Les Hazlewood resolved SHIRO-101.
---------------------------------

    Resolution: Not A Problem

Because permissions are comma delimited in the .ini and .properties files, if a permission definition itself has commas (as in your example), you must quote the permission definition.

For example:

role.test = printer:print:lp7200, "user:create,delete"
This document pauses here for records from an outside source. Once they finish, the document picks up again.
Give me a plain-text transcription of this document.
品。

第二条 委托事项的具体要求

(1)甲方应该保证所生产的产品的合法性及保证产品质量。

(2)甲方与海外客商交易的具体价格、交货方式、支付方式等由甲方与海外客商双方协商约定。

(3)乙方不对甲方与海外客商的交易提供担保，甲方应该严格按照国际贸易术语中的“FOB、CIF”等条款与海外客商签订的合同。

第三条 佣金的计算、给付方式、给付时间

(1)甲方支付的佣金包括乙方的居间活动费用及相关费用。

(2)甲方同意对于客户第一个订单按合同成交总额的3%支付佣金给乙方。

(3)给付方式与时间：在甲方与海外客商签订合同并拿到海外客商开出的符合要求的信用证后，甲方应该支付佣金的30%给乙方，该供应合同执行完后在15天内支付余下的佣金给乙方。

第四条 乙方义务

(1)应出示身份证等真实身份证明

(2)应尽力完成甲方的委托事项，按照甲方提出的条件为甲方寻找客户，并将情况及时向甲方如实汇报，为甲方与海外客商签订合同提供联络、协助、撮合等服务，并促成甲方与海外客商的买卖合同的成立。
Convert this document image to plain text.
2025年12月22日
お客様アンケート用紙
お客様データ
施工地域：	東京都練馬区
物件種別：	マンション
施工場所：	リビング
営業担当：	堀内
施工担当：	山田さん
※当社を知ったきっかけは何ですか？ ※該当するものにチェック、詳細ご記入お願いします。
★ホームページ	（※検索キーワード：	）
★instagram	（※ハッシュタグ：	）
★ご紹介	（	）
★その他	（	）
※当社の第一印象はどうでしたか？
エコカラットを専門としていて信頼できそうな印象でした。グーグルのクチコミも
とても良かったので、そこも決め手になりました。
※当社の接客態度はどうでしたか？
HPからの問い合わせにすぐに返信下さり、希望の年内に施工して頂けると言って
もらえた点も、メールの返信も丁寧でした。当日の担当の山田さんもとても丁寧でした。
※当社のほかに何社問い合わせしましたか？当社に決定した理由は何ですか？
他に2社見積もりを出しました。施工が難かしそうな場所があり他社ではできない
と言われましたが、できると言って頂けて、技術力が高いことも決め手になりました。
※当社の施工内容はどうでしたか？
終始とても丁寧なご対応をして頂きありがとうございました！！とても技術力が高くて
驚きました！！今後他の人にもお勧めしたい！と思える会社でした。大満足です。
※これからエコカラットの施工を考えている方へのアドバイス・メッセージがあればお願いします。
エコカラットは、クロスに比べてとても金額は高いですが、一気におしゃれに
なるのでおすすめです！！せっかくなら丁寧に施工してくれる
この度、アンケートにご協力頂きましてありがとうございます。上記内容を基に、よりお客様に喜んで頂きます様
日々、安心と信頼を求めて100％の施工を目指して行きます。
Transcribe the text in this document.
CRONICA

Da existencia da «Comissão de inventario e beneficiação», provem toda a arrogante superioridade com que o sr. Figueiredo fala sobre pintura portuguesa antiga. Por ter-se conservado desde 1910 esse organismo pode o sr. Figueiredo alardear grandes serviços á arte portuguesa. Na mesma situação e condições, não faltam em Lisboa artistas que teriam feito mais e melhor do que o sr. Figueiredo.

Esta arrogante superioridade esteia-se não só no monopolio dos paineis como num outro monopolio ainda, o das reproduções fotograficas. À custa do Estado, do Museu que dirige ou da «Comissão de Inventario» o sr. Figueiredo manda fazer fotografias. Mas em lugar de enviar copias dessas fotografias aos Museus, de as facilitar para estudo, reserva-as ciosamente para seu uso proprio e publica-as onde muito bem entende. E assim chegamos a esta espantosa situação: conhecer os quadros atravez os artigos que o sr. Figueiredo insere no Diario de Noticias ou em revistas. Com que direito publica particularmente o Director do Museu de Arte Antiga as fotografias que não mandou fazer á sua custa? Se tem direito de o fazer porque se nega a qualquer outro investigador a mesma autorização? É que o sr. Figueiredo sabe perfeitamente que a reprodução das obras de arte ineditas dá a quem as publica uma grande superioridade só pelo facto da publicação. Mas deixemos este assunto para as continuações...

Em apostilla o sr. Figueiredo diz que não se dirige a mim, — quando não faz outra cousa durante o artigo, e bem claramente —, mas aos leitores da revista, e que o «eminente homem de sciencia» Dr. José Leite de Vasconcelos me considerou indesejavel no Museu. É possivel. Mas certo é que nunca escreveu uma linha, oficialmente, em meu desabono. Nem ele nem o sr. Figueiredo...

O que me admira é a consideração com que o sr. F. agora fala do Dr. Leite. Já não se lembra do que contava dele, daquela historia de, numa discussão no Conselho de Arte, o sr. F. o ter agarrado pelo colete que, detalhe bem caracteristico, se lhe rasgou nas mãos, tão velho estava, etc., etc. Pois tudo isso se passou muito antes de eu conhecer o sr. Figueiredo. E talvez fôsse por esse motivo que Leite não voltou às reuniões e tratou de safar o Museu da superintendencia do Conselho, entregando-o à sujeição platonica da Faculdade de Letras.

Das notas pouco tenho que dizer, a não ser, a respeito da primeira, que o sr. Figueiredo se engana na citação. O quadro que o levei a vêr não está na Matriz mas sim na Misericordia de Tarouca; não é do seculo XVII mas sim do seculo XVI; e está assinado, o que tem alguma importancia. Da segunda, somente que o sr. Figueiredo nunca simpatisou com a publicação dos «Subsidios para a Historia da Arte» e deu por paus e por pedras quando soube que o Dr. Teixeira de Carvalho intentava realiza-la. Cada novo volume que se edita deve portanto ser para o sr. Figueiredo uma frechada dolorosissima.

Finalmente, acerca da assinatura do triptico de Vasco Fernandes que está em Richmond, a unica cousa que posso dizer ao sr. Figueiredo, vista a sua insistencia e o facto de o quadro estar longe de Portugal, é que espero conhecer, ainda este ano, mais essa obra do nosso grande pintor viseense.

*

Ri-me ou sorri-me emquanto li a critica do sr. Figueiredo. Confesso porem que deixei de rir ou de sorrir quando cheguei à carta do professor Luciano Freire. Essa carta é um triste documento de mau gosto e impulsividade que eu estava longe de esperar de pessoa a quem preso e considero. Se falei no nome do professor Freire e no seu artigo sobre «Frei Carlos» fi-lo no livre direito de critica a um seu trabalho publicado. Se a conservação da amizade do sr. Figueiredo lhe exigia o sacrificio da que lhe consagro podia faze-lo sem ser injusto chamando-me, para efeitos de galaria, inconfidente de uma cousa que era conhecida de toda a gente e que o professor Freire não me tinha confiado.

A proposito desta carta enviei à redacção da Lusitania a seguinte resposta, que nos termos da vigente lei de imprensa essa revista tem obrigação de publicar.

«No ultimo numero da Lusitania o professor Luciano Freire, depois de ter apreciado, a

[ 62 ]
> Comma in role in the properties file is not read correctly by the PropertyRealm
> -------------------------------------------------------------------------------
>
>                 Key: SHIRO-101
>                 URL: https://issues.apache.org/jira/browse/SHIRO-101
>             Project: Shiro
>          Issue Type: Bug
>          Components: Configuration
>    Affects Versions: 0.9-RC1, 0.9
>         Environment: Ubuntu 8.10, eclipse Galileo
>            Reporter: Moataz Elmasry
>             Fix For: 1.0
>
>         Attachments: shirobug.zip
>
>
> I had the following the property file.
> user.luke=luke,Pilot
> role.Pilot=xWing:fly:xxx,yyy
> Now supposdly subject.isPermitted("xWing:fly:xxx") and Subject.isPermitted("xWing:fly:yyy") should both return true. this is not the case, since the first returns true and the second false. Now lets exchange the last term as follows: role.Pilot=xWing:fly:yyy,xxx. and make the same calls again. Now we see the forst returns false and the second returns true. So now we know that only the first token before the comma is read.
> Looking into shiro code in org.apache.shiro.util.PermissionUtils.toPermissionStrings() which calls in turn StringUtils.split(permissionString). This function splits the string around the comma. So from role.Pilot=xWing:fly:xxx,yyy we get two string: xWing:fly:xxx  and yyy. To prove this theory I called Subject.isPermitted("yyy") which returned true.
> My suggestion would be not to call PermissionUtils at all, since its being called from WildcardPermission which in turn splits the String using * then the comma afterwards. So it makes no sense splitting the string with the comma two times, since the second time there would be nothing to split anyway.